2007 GSA Denver Annual Meeting (28–31 October 2007)

Paper No. 5
Presentation Time: 2:35 PM

USING THE “LIFESTYLE PROJECT” TO INCREASE ENVIRONMENTAL AWARENESS


EARLE, Steven, Geology, Malaspina University-College, 900 5th St, Nanaimo, BC V9R 5S5, Canada, KIRK, Karin, Department of Earth Sciences, Montana State University, Bozeman, Bozeman, MT 59717 and WRIGHT, Paul, Southampton Solent University, Southampton, United Kingdom, earles@mala.bc.ca

The Lifestyle Project is a tool for helping students understand the kinds of changes that each of us can make to reduce our impact on the environment. Although the project addresses a range of environmental issues, it is particularly applicable to an awareness of our individual contributions to climate change. Completion of the project requires students to make significant changes to their lifestyles—in areas such as transportation, energy use, water use, waste and diet—and to keep a written record of those changes and their personal impacts. A key aspect of the project is that it challenges students to make increasingly stringent changes over a period of several weeks.

We will describe the adaptation of the Lifestyle Project, in both face-to-face and on-line courses, in three different educational settings in the US, Canada and Great Britain.

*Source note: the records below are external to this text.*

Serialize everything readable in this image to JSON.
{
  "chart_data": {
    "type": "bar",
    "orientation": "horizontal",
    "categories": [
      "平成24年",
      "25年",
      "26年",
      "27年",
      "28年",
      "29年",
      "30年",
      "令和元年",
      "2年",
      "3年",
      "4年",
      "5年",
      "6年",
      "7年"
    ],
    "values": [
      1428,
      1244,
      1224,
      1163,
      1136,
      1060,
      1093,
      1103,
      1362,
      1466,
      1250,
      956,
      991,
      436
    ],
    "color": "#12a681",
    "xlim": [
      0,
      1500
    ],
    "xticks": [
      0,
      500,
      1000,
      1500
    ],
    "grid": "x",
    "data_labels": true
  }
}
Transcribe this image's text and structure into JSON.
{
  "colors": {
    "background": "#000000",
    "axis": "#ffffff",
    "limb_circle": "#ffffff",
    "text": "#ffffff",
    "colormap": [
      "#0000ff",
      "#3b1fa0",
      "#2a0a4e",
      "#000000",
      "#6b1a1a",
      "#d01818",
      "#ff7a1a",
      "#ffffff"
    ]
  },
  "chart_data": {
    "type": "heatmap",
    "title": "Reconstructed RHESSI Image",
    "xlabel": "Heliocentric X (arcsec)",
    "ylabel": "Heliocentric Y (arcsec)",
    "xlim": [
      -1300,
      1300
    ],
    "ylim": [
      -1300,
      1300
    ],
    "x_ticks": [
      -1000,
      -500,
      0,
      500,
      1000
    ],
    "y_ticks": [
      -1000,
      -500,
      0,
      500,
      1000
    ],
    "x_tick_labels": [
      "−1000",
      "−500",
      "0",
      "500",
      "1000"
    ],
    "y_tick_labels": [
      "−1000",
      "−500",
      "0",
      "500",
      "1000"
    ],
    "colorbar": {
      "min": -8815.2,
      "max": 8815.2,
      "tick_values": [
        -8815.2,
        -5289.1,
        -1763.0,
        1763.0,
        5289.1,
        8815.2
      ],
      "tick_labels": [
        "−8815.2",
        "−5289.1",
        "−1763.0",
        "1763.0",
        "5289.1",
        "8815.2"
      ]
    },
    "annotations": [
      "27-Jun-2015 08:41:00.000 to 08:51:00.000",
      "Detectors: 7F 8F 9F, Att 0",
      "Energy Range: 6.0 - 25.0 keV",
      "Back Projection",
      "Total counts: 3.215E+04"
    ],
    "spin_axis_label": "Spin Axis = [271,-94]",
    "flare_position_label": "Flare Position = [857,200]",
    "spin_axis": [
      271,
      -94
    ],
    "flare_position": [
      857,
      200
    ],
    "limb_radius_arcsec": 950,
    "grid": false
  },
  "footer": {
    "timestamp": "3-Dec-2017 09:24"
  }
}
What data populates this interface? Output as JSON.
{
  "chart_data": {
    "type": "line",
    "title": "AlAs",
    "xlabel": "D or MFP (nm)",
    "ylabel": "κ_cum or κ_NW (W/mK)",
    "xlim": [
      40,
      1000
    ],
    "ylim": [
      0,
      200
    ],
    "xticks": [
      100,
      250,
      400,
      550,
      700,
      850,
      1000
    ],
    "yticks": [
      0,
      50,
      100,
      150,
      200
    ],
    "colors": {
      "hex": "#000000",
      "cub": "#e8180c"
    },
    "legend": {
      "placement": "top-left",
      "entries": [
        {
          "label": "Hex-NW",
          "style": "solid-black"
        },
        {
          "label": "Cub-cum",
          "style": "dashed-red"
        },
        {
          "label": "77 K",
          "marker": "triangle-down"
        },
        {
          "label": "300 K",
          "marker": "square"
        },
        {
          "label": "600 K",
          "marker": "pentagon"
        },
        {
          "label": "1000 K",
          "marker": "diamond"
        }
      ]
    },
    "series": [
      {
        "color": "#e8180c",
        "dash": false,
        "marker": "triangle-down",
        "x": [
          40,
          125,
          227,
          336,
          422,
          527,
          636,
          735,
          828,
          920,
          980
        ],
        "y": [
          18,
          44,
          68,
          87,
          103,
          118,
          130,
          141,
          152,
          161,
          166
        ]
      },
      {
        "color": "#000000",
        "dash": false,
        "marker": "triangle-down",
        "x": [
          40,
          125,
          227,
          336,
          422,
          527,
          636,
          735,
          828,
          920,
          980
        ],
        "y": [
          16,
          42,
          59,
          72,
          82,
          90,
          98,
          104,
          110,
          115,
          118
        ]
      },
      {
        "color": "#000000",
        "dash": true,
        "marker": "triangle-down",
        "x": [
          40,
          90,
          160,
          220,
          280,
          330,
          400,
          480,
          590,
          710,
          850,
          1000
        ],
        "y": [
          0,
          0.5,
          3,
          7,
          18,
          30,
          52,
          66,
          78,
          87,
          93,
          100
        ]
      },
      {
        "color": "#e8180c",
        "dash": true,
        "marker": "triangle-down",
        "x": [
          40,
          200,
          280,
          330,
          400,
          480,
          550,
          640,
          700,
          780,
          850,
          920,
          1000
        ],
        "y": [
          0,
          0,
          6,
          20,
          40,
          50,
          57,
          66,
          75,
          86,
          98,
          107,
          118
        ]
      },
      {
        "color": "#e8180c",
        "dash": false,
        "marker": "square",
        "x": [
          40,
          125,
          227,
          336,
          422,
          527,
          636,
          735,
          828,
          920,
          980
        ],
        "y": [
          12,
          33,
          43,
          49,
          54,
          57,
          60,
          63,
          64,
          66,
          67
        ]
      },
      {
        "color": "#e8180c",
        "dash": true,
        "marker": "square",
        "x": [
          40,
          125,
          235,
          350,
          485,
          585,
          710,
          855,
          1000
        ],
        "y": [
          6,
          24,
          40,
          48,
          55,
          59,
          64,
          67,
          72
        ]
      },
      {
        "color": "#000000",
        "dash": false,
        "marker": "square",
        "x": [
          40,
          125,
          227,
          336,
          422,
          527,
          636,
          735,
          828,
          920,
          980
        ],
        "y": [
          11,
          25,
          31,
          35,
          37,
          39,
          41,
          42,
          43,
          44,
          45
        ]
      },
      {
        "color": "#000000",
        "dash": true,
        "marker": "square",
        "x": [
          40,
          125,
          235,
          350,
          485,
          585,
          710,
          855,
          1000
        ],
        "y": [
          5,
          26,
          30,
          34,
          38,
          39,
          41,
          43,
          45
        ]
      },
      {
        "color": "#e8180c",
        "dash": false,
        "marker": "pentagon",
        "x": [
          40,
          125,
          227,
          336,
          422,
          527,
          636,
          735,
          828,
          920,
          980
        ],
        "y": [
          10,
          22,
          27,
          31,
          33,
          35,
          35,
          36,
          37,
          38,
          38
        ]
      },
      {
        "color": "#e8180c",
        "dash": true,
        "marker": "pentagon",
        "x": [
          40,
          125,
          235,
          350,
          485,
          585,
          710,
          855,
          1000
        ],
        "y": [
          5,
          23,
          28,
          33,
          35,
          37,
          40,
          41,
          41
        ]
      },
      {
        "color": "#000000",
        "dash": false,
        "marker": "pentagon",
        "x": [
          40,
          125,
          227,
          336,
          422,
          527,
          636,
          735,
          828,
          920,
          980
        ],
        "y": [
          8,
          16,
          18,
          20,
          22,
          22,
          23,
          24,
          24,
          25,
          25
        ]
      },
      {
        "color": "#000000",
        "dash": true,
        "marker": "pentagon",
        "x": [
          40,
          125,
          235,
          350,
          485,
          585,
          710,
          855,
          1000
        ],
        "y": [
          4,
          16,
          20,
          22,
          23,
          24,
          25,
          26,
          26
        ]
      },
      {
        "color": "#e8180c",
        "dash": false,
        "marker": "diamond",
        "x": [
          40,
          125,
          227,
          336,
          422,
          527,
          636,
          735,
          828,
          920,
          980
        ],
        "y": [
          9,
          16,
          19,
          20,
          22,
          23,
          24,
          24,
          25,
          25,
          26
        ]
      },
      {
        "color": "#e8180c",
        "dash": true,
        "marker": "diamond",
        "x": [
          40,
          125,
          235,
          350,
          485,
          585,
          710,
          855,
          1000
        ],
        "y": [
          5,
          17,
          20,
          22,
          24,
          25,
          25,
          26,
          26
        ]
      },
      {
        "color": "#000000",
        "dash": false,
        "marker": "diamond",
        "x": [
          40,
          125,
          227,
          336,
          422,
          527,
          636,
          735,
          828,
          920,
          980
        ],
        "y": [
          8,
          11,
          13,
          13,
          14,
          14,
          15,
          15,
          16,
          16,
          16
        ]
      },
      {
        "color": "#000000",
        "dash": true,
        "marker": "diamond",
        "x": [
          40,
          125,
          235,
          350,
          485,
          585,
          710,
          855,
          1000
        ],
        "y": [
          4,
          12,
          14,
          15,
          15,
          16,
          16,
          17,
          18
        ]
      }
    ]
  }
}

We will discuss how the project works and how students respond to their lifestyle changes; we will also present the results of longitudinal studies into the impact of the project on the participants' behaviours and attitudes.

Some of our findings are as follows: • Students report a growing realization that ‘talk is cheap' and that action is far more challenging. • Most students experience a shift in their awareness—they discover the need to think about their environmental impact before they act. • Many students comment that reducing their environmental impact has time and convenience costs, however some discover that they can actually save time and money, and improve their quality of life, through their efforts to protect the environment. • Some students report that small changes early in the project are easy but substantial changes, made towards the end, are much more difficult. • Students enrolled in an on-line course found that the Lifestyle Project created a strong sense of community and teamwork. • The “take-home” nature of the Lifestyle Project means that its effects commonly extend to family, friends and beyond.